E’ lunedì 6 ottobre, sono le 3,32 della notte: la terra sotto l’Aquila trema, procurando danni ingenti. Il volto della città cambierà totalmente. Quella che abbiamo citato è stata la scossa principale, ma l’attività sismica nel territorio era iniziata nel 2008, per terminare nel 2012. Nelle 48 ore dopo la scossa principale, si registrarono altre 256 repliche, delle quali più di 150 nel giorno di martedì 7 aprile. Tre eventi di magnitudo superiore a 5,0 avvennero il 6, il 7 e il 9 aprile.

L’evento appena citato è stato documentato a fondo da Gianni Berengo Gardin, con una serie di fotografie esposte in una mostra che si è tenuta presso il Museo di Roma in Trastevere dal 27 settembre all’11 novembre 2012. L’esposizione portava il titolo “L’Aquila prima e dopo”.
Come si legge nel comunicato stampa, ll rapporto tra Gianni Berengo Gardin e L’Aquila risaleva a molti anni prima, quando il fotografo aveva immortalato il calore della gente e la straordinaria architettura della città. Dopo anni di lavoro sul posto, è tornato per testimoniare con le proprie fotografie lo stato in cui era ridotta, dopo il terremoto, una città bloccata e ferita, con un centro storico trafitto da impalcature, nascosto da teli e travi, strade una volta brulicanti di suoni e di vita, ora deserte.

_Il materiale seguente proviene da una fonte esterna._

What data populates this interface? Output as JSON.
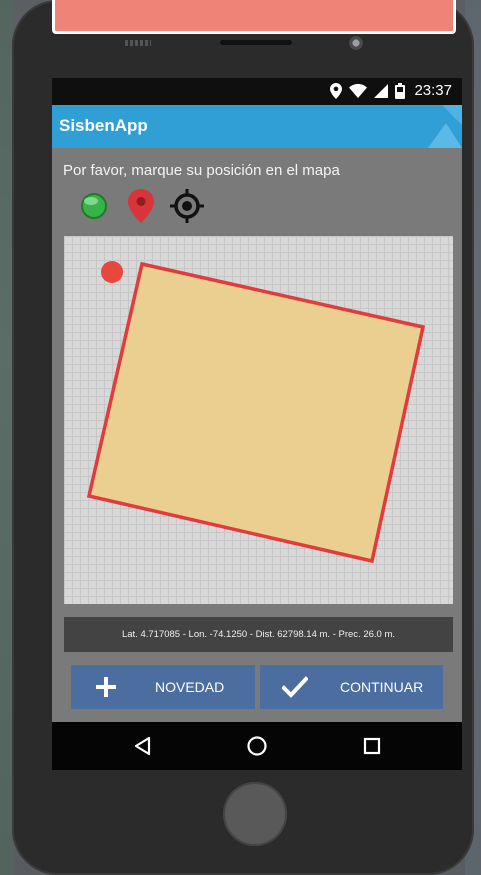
{
  "app": {
    "title": "SisbenApp",
    "accent_color": "#2f9fd6"
  },
  "status_bar": {
    "time": "23:37",
    "icons": [
      "location-icon",
      "wifi-icon",
      "signal-icon",
      "battery-icon"
    ]
  },
  "instruction": "Por favor, marque su posición en el mapa",
  "toolbar": {
    "tools": [
      {
        "name": "gps-status-icon",
        "color": "#2e9e3a"
      },
      {
        "name": "map-marker-icon",
        "color": "#d9343a"
      },
      {
        "name": "my-location-icon",
        "color": "#111111"
      }
    ]
  },
  "map": {
    "polygon_fill": "#ebcf90",
    "polygon_stroke": "#e03c3c",
    "position_dot_color": "#e8473d"
  },
  "coords_text": "Lat. 4.717085 - Lon. -74.1250 - Dist. 62798.14 m. - Prec. 26.0 m.",
  "buttons": {
    "novedad": {
      "label": "NOVEDAD",
      "icon": "plus-icon"
    },
    "continuar": {
      "label": "CONTINUAR",
      "icon": "check-icon"
    }
  },
  "nav_bar": {
    "items": [
      "back-icon",
      "home-icon",
      "recent-apps-icon"
    ]
  }
}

Oltre alla documentazione delle condizioni in cui L’Aquila versa dopo il sisma, con le sue immagini Berengo Gardin ha compiuto un raffronto diretto, duro e inevitabile, tra il prima e il dopo. Un atto doloroso, ma dovuto, nei confronti di chi quotidianamente vive esiliato dalla propria vita, in un tessuto urbano che non lo rappresenta più.

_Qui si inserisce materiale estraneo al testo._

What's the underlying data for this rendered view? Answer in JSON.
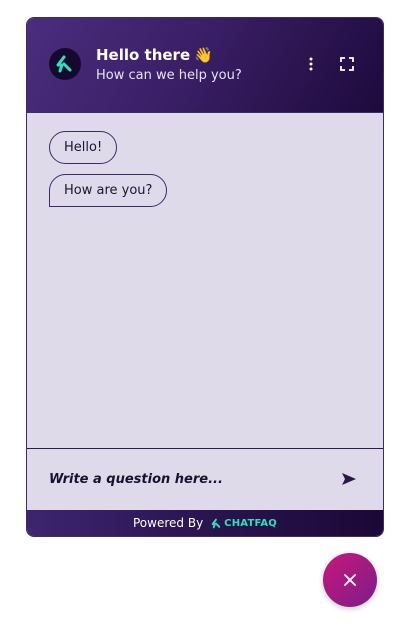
{
  "header": {
    "title": "Hello there",
    "title_emoji": "👋",
    "subtitle": "How can we help you?",
    "logo_icon": "chatfaq-logo-icon",
    "menu_icon": "more-vertical-icon",
    "fullscreen_icon": "fullscreen-icon"
  },
  "messages": [
    {
      "text": "Hello!"
    },
    {
      "text": "How are you?"
    }
  ],
  "composer": {
    "placeholder": "Write a question here...",
    "send_icon": "send-icon"
  },
  "footer": {
    "powered_by": "Powered By",
    "brand": "CHATFAQ"
  },
  "fab": {
    "icon": "close-icon"
  },
  "colors": {
    "primary": "#3a1f66",
    "chat_bg": "#dfdaea",
    "accent": "#2fe0b8",
    "fab": "#c8167a"
  }
}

Il fotografo ligure ha tracciato un ritratto sentito, vibrante e attento, della realtà sociale di una città ferita che è diventata il simbolo del nostro paese.

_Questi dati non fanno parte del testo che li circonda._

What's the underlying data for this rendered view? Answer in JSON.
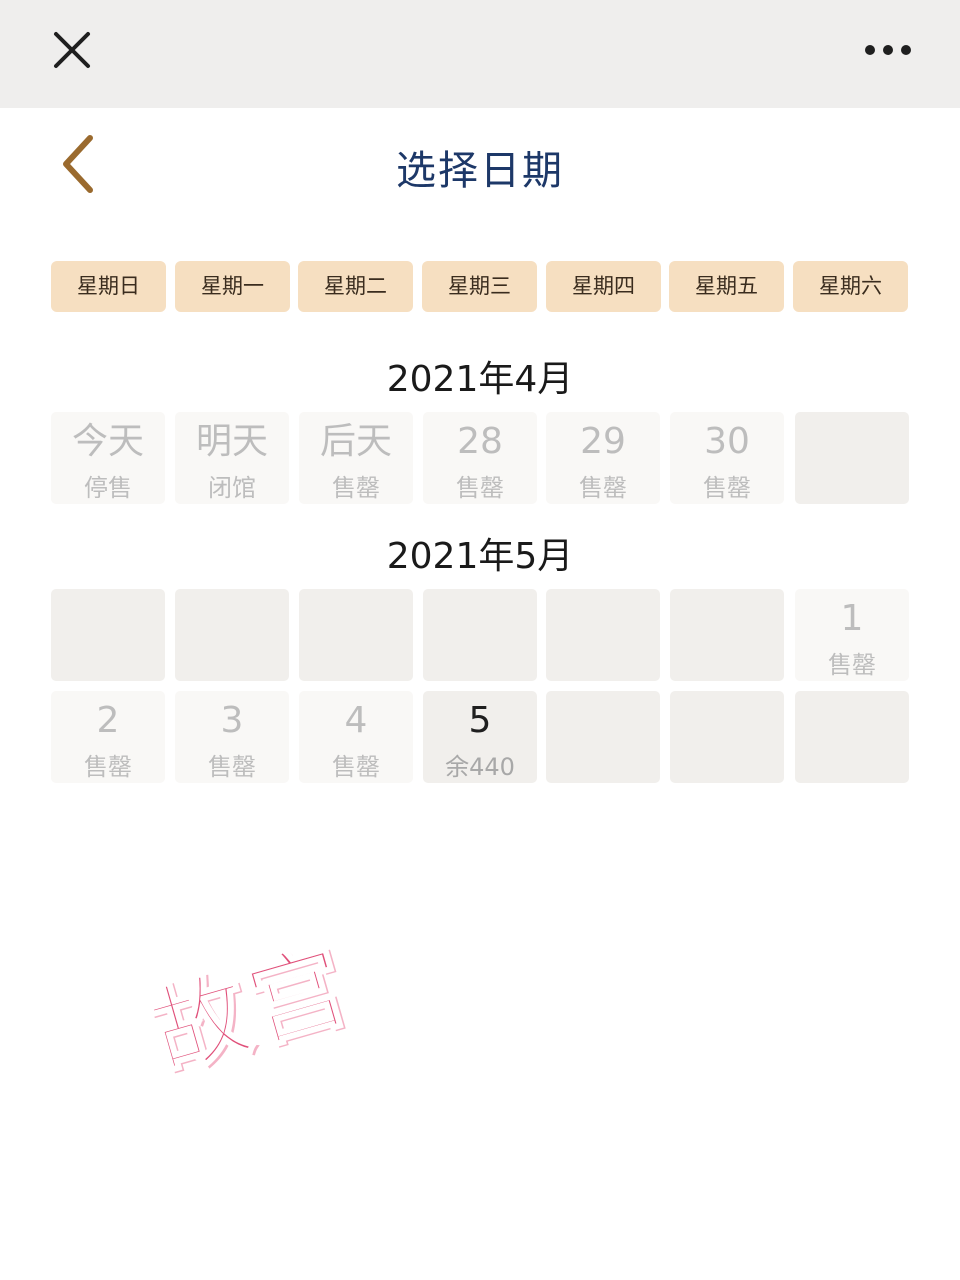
{
  "header": {
    "title": "选择日期"
  },
  "weekdays": [
    "星期日",
    "星期一",
    "星期二",
    "星期三",
    "星期四",
    "星期五",
    "星期六"
  ],
  "calendar": {
    "april": {
      "title": "2021年4月",
      "days": [
        {
          "num": "今天",
          "status": "停售"
        },
        {
          "num": "明天",
          "status": "闭馆"
        },
        {
          "num": "后天",
          "status": "售罄"
        },
        {
          "num": "28",
          "status": "售罄"
        },
        {
          "num": "29",
          "status": "售罄"
        },
        {
          "num": "30",
          "status": "售罄"
        }
      ]
    },
    "may": {
      "title": "2021年5月",
      "days": [
        {
          "num": "1",
          "status": "售罄"
        },
        {
          "num": "2",
          "status": "售罄"
        },
        {
          "num": "3",
          "status": "售罄"
        },
        {
          "num": "4",
          "status": "售罄"
        },
        {
          "num": "5",
          "status": "余440"
        }
      ]
    }
  },
  "watermark": "故宫",
  "colors": {
    "title": "#1d3868",
    "weekday_bg": "#f6dfc1",
    "back_arrow": "#9a6a2e",
    "stamp": "#e0507a"
  },
  "icons": {
    "close": "close-icon",
    "more": "more-icon",
    "back": "back-arrow-icon"
  }
}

La mostra romana era accompagnata da un catalogo dal titolo “L’Aquila prima e dopo”, edizioni Contrasto (2012). Leggiamone la sinossi. Le immagini di questo libro, realizzate a più riprese dal 1995 al 2011, sono la documentazione precisa e appassionata della città dell'Aquila, offesa dal terribile terremoto del 2009. Gli spazi cittadini, affollati prima e deserti dopo il sisma, le strade vuote, i monumenti ormai fragili simulacri di quel che erano, la popolazione aquilana e il dramma che sta vivendo in questo difficile periodo, sono il soggetto di questo toccante reportage che con partecipazione e sincero affetto Gianni Berengo Gardin ha composto per noi, fotografia dopo fotografia.